The Republic of South Sudan is the world's youngest nation, having seceded from Sudan in 2011 in a process in which then South African president Thabo Mbeki was the lead negotiator and which followed a decade-long war for independence. In 2013, the country fell into civil war after disagreements between soldiers loyal to president Salva Kiir and forces loyal to his former deputy, Riek Machar, became hostile.
South Sudan is one of the most oil-dependent countries in the world, with oil accounting for almost all its exports, 90% of revenue, and more than a third of GDP. Due to the conflict and economic mismanagement, the country's productive capacity has been eroded, although it has returned to relative stability.
The coronavirus pandemic and oil-price shock caused severe economic disruption, leading to a sharp decline in GDP and reversing some early gains from political stability. On 11 November, the International Monetary Fund approved US$52.3m in emergency assistance to provide fiscal space to maintain poverty-reducing and growth-enhancing spending.

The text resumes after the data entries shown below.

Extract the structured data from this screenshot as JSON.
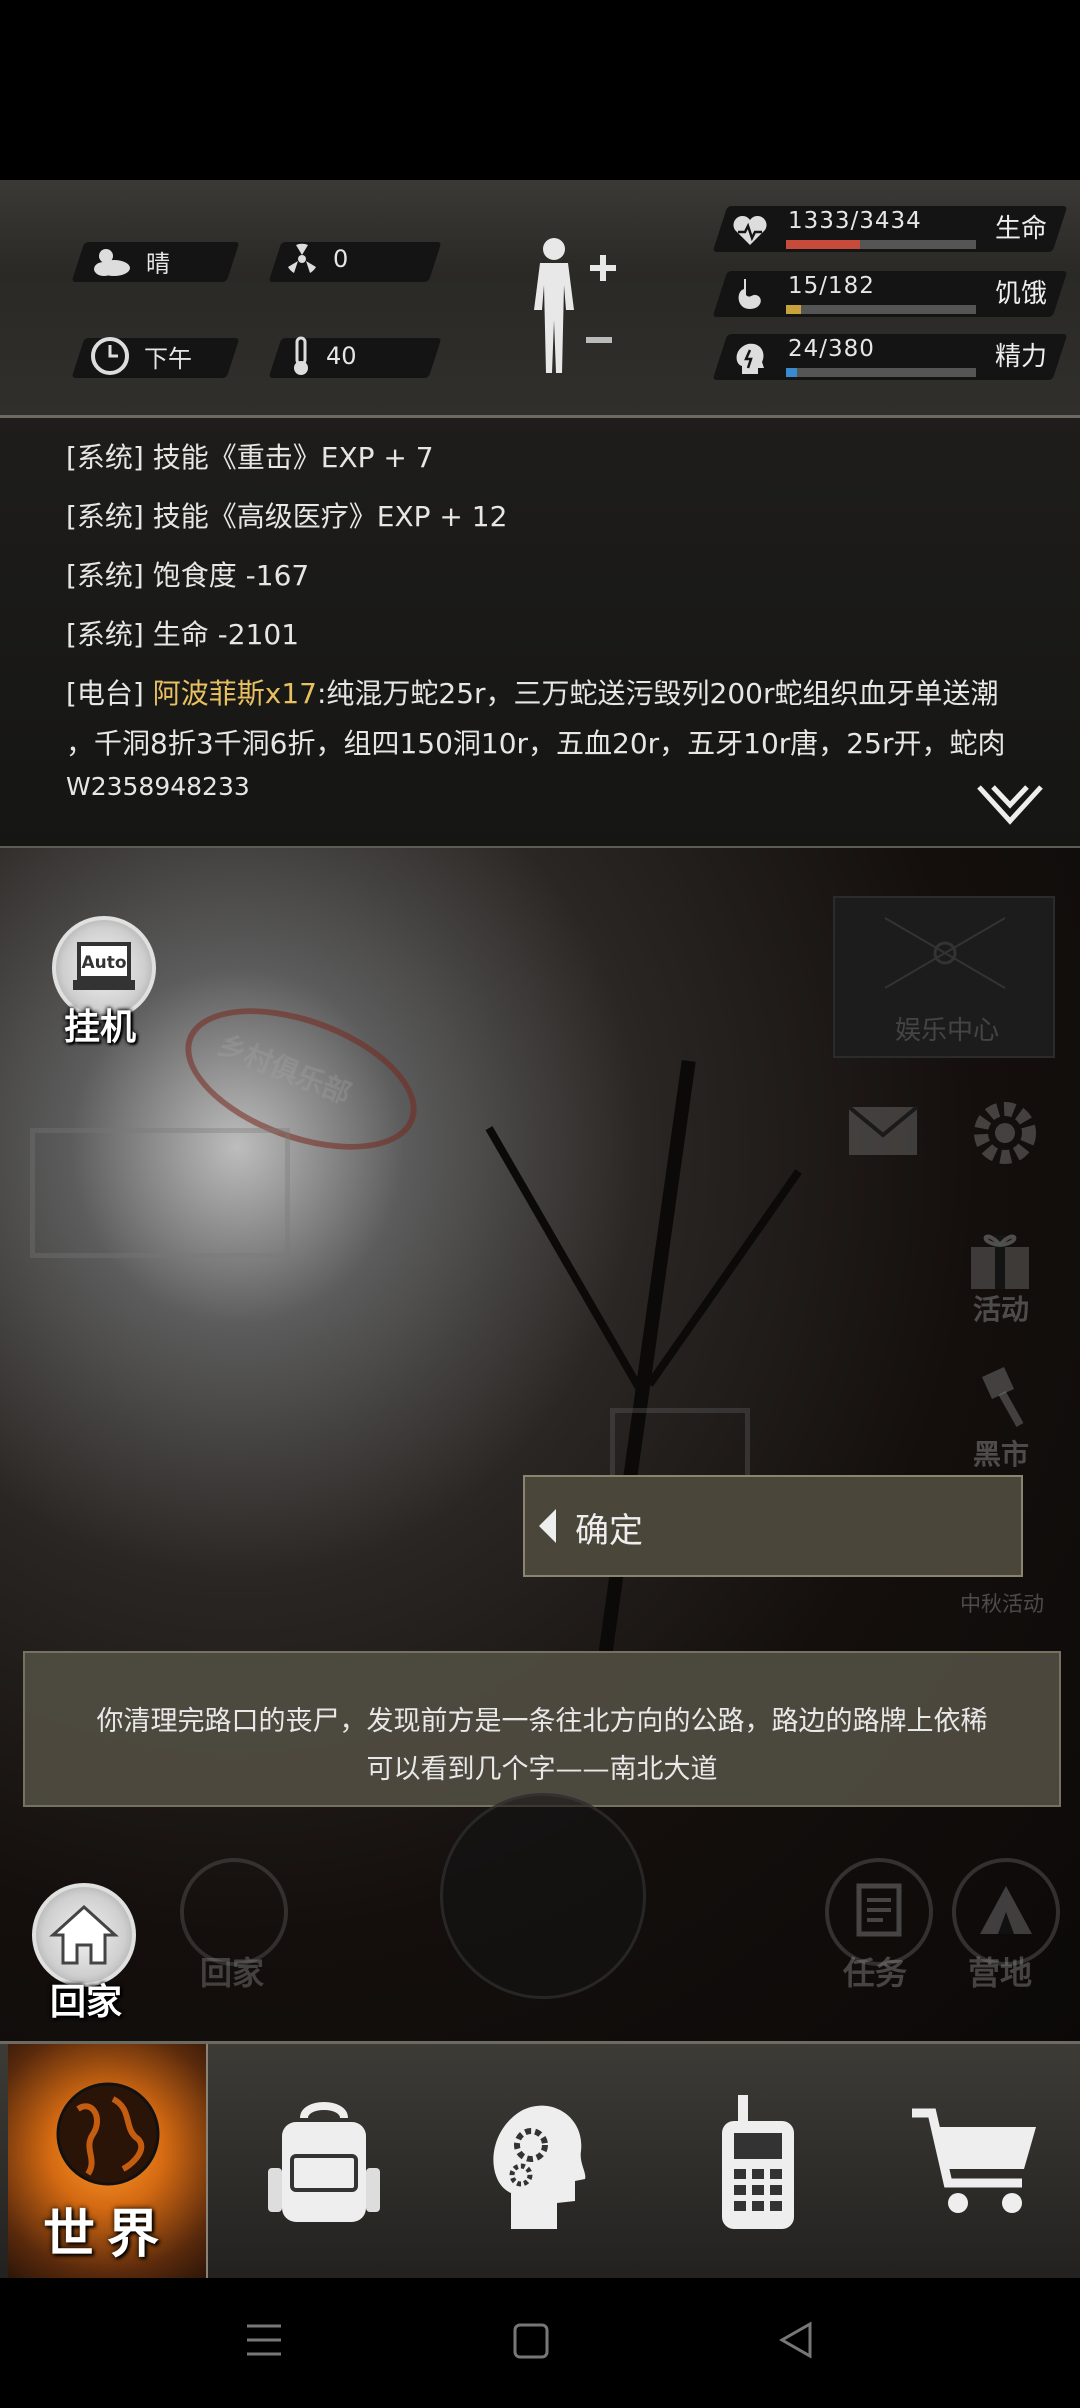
{
  "status": {
    "weather": {
      "icon": "cloud-sun-icon",
      "label": "晴"
    },
    "radiation": {
      "icon": "radiation-icon",
      "value": "0"
    },
    "time": {
      "icon": "clock-icon",
      "label": "下午"
    },
    "temperature": {
      "icon": "thermometer-icon",
      "value": "40"
    },
    "stats": [
      {
        "key": "hp",
        "icon": "heart-icon",
        "value": "1333/3434",
        "label": "生命",
        "fraction": 0.39,
        "color": "#c84a3a"
      },
      {
        "key": "hunger",
        "icon": "stomach-icon",
        "value": "15/182",
        "label": "饥饿",
        "fraction": 0.08,
        "color": "#c8a23a"
      },
      {
        "key": "energy",
        "icon": "brain-icon",
        "value": "24/380",
        "label": "精力",
        "fraction": 0.06,
        "color": "#3a8ad0"
      }
    ]
  },
  "log": {
    "lines": [
      "[系统] 技能《重击》EXP + 7",
      "[系统] 技能《高级医疗》EXP + 12",
      "[系统] 饱食度 -167",
      "[系统] 生命 -2101"
    ],
    "radio": {
      "tag": "[电台]",
      "name": "阿波菲斯x17",
      "text1": ":纯混万蛇25r，三万蛇送污毁列200r蛇组织血牙单送潮",
      "text2": "，千洞8折3千洞6折，组四150洞10r，五血20r，五牙10r唐，25r开，蛇肉",
      "text3": "W2358948233"
    }
  },
  "scene": {
    "auto_label": "Auto",
    "hangup_label": "挂机",
    "entertainment_label": "娱乐中心",
    "activity_label": "活动",
    "blackmarket_label": "黑市",
    "midautumn_label": "中秋活动",
    "club_sign": "乡村俱乐部",
    "confirm_label": "确定",
    "message_line1": "你清理完路口的丧尸，发现前方是一条往北方向的公路，路边的路牌上依稀",
    "message_line2": "可以看到几个字——南北大道",
    "home_label": "回家",
    "home_dim_label": "回家",
    "task_label": "任务",
    "camp_label": "营地"
  },
  "tabs": {
    "world_label": "世界",
    "items": [
      {
        "name": "backpack-icon"
      },
      {
        "name": "skills-head-icon"
      },
      {
        "name": "walkie-talkie-icon"
      },
      {
        "name": "shopping-cart-icon"
      }
    ]
  }
}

The outlook is positive, with real GDP growth projected at 7.4% in 2020 and 6.1% in 2021. Oil exports are expected to reach 180,000 barrels a day, which will boost foreign reserves, currently standing at 0.2 month of imports. Manufacturing will benefit from increased electricity supply and education, mobile money, and water infrastructure are expected to improve. If peace holds, these improvements could give confidence to private investors. Foreign investment is expected to reach US$30m in 2020.
The government plans several reforms to increase revenue collection, which will be supported by a proposed 5% increase in personal income tax and a business profits tax with an average new rate of 22%.